A group collects the symmetries of one object: every symmetry can be undone, and any two can be done in sequence. But many situations have symmetries that only make sense between specific points. A path in a space joins one point to another; it cannot be glued to a second path unless the second one starts where the first ends. A groupoid is the structure that handles exactly this: a collection of reversible arrows, each one running from a starting point to an ending point, that compose only when the endpoints match.

A Lie groupoid adds smoothness. The points live on a smooth space, the arrows live on a second smooth space, and everything in sight — reading off where an arrow starts, where it ends, reversing an arrow, and gluing two matching arrows — varies smoothly. So a Lie groupoid is to a group what a family of symmetries spread smoothly over a space is to a single symmetry.

Why bother? Because geometry is full of objects that are "the same" only locally or only along paths. Two fibres of a bundle, two points joined by a path, two leaves of a foliation: each carries a symmetry that lives between a pair of points rather than at one point. The groupoid packages all of these point-to-point symmetries into one smooth object you can do calculus on.

Visual Beginner

Picture a curved base surface with several marked points. Above it floats a second surface of arrows. Each arrow drops down to two marked points on the base: the one it starts at and the one it ends at. Two arrows can be joined head-to-tail only when the head of one lands on the tail of the next.

The two downward projections are the source map (where an arrow starts) and the target map (where it ends). Reversing every arrow swaps its start and end. Each point of the base has a "do-nothing" arrow that starts and ends there.

Worked example Beginner

Take a base set of three points, $\{1,2,3\}$, and let the arrows be all ordered pairs: an arrow from $i$ to $j$ for every choice of $i$ and $j$. Write the arrow from $i$ to $j$ as $(j,i)$, read "from $i$ to $j$".
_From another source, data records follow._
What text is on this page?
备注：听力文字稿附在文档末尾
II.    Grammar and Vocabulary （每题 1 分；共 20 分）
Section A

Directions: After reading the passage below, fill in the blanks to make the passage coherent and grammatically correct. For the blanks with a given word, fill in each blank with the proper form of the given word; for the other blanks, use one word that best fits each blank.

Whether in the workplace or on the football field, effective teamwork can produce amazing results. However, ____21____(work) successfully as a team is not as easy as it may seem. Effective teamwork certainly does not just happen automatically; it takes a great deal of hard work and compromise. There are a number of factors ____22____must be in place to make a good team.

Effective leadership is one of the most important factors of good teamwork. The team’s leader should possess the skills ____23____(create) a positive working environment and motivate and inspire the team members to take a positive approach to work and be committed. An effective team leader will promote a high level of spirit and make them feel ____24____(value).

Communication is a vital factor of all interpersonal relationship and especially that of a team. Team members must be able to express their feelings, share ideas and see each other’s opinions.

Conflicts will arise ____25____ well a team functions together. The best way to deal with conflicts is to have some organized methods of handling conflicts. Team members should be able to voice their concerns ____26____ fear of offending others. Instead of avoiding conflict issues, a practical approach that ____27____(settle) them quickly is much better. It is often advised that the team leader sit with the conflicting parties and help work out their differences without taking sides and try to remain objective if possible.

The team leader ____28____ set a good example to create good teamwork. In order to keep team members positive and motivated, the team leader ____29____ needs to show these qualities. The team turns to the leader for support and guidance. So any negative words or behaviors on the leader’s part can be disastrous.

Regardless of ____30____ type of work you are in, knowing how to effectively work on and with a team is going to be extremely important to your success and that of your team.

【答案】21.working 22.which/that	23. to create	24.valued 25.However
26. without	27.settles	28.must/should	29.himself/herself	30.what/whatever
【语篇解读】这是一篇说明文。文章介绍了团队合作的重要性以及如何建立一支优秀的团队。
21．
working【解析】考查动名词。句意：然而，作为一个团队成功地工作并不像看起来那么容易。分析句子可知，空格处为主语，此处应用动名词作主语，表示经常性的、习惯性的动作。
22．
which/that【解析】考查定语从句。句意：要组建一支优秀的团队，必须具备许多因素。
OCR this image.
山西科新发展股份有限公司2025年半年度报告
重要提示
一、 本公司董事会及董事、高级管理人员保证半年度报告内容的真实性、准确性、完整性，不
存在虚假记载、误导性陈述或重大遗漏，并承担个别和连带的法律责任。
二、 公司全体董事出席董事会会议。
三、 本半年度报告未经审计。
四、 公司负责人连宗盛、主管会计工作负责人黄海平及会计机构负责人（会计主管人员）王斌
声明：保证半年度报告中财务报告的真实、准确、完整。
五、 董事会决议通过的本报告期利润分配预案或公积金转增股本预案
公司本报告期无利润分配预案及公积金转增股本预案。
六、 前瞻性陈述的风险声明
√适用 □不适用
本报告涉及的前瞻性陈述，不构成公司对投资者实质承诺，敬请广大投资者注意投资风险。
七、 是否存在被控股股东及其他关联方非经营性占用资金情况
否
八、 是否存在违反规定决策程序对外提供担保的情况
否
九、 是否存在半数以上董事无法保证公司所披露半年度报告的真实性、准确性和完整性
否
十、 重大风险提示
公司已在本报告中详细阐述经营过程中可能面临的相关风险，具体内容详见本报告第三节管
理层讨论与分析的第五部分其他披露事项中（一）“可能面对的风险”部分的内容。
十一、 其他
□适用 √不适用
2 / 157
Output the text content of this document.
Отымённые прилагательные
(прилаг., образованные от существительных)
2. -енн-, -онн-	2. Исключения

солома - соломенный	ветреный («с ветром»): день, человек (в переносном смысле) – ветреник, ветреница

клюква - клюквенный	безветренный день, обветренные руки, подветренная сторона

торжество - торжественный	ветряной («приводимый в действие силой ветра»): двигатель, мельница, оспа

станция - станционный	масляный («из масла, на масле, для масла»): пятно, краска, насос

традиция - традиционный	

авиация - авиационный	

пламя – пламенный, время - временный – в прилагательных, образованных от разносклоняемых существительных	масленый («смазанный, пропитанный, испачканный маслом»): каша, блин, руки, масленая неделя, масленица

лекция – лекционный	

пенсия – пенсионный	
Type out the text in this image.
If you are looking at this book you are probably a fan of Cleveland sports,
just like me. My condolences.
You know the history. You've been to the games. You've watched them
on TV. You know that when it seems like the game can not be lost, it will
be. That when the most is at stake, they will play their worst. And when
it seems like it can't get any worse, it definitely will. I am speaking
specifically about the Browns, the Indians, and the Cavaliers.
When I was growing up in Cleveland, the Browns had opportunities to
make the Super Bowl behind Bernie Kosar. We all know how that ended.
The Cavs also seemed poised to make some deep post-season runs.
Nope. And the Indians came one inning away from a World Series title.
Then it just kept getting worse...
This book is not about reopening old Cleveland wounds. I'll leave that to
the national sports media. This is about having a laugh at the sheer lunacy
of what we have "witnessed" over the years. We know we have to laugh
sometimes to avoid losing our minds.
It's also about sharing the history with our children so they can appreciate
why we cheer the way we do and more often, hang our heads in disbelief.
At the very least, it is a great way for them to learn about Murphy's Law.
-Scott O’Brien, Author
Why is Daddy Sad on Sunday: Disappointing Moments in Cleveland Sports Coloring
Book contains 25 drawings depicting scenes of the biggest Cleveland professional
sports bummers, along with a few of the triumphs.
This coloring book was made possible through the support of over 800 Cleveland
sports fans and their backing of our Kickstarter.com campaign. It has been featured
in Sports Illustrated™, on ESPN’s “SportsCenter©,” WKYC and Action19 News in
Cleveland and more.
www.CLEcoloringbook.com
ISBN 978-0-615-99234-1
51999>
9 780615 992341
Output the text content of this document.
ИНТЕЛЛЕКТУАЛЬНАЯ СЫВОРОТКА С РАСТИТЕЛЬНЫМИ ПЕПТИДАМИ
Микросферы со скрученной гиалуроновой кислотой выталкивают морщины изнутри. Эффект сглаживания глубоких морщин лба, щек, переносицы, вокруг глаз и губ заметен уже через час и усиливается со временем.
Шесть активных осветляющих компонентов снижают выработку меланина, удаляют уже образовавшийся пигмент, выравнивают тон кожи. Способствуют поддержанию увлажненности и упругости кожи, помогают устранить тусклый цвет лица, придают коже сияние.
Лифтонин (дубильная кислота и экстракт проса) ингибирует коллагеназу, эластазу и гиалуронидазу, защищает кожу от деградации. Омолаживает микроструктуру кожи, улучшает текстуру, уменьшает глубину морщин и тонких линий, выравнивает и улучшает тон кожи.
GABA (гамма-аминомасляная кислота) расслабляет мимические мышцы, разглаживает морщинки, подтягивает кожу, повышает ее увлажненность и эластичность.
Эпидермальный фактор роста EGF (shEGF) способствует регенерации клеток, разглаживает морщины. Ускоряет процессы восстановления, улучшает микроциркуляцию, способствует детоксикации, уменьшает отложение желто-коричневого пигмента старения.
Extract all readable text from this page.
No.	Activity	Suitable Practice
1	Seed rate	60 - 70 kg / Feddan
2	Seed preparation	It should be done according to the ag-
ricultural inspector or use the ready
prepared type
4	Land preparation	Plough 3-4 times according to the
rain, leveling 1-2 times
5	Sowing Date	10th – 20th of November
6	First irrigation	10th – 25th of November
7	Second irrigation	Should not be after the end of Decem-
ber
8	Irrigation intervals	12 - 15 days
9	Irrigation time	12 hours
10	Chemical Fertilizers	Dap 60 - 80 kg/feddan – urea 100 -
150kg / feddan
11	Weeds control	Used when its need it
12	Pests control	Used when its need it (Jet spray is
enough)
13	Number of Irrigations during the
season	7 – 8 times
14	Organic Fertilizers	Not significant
The source of $(j,i)$ is $i$ and the target is $j$. To compose, the arrow $(k,j)$ followed by the arrow $(j,i)$ produces the arrow $(k,i)$ — start at $i$, pass through $j$, end at $k$. The composition $(k,j)\cdot (j,i)=(k,i)$ works only because the middle label matches.

Count the arrows that start and end at the same point: $(1,1)$, $(2,2)$, $(3,3)$. These are the do-nothing arrows, one per point. The reverse of $(2,1)$ is $(1,2)$, and composing them gives $(1,1)$, the do-nothing arrow at $1$.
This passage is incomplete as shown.